6-Mercaptopurine, an activator of Nur77, enhances transcriptional activity of HIF-1 alpha resulting in new vessel formation

Abstract

Hypoxia-inducible factor-1 alpha (HIF-1 alpha) plays a central role in oxygen homeostasis. Previously, we reported that the orphan nuclear receptor Nur77 functions in stabilizing HIF-1 alpha. Here, we demonstrate that 6-mercaptopurine (6-MP), an activator of the NR4A family members, enhances transcriptional activity of HIF-1. 6-MP enhanced the protein-level of HIF-1 alpha as well as vascular endothelial growth factor (VEGF) in a dose- and time-dependent manner. The induction of HIF-1 alpha was abolished by the transfection of either a dominant-negative Nur77 mutant or si-Nur77, indicating a critical role of Nur77 in the 6-MP action. The HIF-1 alpha protein level remained up to 60 min in the presence of 6-MP when de novo protein synthesis was blocked by cycloheximide, suggesting that 6-MP induces stabilization of the HIF-1 alpha protein. The fact that 6-MP decreased the association of HIF-1 alpha with von Hippel - Lindau protein and the acetylation of HIF-1 alpha, may explain how 6-MP induced stability of HIF-1 alpha. Further, 6-MP induced the transactivation function of HIF-1 alpha by recruiting co-activator cyclic-AMP-response-element- binding protein.
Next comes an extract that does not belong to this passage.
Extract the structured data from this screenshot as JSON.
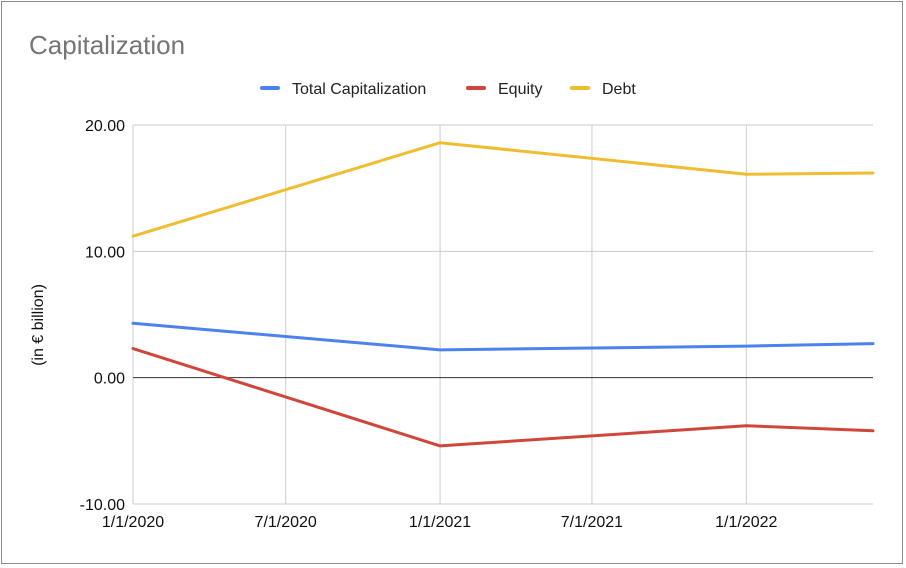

Finally, 6-MP enhanced the expression of HIF-1 alpha and VEGF, and the formation of capillary tubes in human umbilical vascular endothelial cells. Together, our results provide a new insight for 6-MP action in the stabilization of HIF-1a and imply a potential application of 6-MP in hypoxia-associated human vascular diseases.